Note: This function appends passed data to existing values

fn secret.withName

withName(name)

"Name of the referent. This field is effectively required, but due to backwards compatibility is allowed to be empty. Instances of this type with an empty value here are almost certainly wrong. More info: https://kubernetes.io/docs/concepts/overview/working-with-objects/names/#names"

fn secret.withOptional

withOptional(optional)

"optional field specify whether the Secret or its key must be defined"

obj serviceAccountToken

"ServiceAccountTokenProjection represents a projected service account token volume. This projection can be used to insert a service account token into the pods runtime filesystem for use against APIs (Kubernetes API Server or otherwise)."

fn serviceAccountToken.withAudience

withAudience(audience)

"audience is the intended audience of the token. A recipient of a token must identify itself with an identifier specified in the audience of the token, and otherwise should reject the token. The audience defaults to the identifier of the apiserver."

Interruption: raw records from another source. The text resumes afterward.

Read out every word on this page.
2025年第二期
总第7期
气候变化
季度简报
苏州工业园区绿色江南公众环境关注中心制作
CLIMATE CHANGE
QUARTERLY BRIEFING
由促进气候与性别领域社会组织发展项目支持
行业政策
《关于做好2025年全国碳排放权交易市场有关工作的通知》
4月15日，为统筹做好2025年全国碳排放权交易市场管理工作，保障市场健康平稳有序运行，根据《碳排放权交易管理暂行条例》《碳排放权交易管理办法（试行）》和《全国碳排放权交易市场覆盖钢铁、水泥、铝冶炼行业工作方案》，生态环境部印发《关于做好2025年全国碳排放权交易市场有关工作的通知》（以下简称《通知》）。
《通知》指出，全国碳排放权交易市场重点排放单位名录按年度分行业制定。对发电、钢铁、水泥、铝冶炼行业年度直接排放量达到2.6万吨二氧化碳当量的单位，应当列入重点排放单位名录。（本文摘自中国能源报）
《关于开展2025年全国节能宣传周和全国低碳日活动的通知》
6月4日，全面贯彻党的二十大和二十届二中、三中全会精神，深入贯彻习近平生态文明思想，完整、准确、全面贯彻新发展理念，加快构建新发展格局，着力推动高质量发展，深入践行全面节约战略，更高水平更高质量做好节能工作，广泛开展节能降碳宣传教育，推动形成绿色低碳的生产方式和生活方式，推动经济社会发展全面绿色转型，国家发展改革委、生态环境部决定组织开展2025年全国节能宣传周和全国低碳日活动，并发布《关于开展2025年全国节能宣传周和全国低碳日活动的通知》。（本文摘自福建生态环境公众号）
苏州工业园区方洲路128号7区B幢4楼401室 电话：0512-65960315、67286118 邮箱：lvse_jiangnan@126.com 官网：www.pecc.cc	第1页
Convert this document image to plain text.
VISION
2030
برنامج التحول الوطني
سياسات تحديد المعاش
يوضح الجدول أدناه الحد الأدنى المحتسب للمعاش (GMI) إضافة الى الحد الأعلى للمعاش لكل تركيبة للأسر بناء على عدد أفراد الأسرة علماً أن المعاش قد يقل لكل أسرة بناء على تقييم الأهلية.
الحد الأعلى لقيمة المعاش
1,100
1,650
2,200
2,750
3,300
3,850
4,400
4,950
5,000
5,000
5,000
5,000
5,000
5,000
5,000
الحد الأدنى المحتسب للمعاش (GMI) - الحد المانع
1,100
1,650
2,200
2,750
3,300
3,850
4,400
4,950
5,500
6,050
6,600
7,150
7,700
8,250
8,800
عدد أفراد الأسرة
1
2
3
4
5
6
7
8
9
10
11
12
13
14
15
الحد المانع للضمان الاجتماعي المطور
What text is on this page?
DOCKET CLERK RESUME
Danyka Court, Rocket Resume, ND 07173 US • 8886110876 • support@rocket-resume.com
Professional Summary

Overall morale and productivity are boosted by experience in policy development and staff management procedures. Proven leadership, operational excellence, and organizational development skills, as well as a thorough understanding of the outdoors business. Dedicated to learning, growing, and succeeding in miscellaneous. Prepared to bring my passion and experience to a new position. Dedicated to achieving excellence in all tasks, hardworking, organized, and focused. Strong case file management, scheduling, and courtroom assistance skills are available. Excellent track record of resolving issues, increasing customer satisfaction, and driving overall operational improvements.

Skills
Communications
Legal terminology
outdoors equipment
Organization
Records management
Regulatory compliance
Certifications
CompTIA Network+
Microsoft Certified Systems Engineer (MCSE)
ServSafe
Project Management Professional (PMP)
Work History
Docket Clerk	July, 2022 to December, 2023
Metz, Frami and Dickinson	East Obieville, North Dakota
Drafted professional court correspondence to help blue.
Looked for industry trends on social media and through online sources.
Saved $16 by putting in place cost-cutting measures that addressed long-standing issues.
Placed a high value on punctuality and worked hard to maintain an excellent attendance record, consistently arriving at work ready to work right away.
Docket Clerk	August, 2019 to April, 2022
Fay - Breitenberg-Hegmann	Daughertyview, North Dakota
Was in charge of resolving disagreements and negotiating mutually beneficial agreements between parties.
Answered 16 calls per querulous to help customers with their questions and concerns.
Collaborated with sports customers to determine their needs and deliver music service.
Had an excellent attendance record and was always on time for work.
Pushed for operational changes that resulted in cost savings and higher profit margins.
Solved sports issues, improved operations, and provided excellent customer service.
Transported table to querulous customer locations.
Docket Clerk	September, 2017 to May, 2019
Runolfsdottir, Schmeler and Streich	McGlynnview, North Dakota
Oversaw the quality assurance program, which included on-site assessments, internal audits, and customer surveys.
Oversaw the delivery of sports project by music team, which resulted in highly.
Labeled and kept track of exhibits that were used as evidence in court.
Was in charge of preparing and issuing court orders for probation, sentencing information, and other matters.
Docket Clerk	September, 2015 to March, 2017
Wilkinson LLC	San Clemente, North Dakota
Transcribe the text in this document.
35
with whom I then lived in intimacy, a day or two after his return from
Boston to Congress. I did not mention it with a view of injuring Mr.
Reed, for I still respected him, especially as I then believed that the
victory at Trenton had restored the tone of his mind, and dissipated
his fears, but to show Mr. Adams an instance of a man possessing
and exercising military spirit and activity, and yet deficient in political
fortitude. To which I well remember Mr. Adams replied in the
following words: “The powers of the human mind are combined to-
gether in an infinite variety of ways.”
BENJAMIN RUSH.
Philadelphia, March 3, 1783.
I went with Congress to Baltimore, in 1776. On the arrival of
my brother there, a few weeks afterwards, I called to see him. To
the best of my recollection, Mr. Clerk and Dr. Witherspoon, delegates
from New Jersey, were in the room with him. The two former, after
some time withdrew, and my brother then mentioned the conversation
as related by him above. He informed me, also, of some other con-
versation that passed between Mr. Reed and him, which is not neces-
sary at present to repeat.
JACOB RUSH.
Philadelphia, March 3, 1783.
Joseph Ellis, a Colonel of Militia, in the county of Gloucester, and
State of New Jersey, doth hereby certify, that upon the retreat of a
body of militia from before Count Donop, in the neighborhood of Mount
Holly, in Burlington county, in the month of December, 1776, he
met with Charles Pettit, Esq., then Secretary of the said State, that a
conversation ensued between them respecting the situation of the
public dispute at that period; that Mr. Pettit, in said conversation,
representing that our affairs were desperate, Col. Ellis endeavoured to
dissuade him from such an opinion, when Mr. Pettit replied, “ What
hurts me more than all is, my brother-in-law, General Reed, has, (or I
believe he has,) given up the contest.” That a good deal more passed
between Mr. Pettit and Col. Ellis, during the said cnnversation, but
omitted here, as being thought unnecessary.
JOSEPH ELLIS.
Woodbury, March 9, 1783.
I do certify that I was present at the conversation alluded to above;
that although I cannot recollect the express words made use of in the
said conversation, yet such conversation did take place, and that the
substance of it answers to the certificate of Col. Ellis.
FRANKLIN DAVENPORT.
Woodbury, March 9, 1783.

fn serviceAccountToken.withExpirationSeconds

withExpirationSeconds(expirationSeconds)

"expirationSeconds is the requested duration of validity of the service account token. As the token approaches expiration, the kubelet volume plugin will proactively rotate the service account token. The kubelet will start trying to rotate the token if the token is older than 80 percent of its time to live or if the token is older than 24 hours.Defaults to 1 hour and must be at least 10 minutes."

fn serviceAccountToken.withPath

withPath(path)

"path is the path relative to the mount point of the file to project the token into."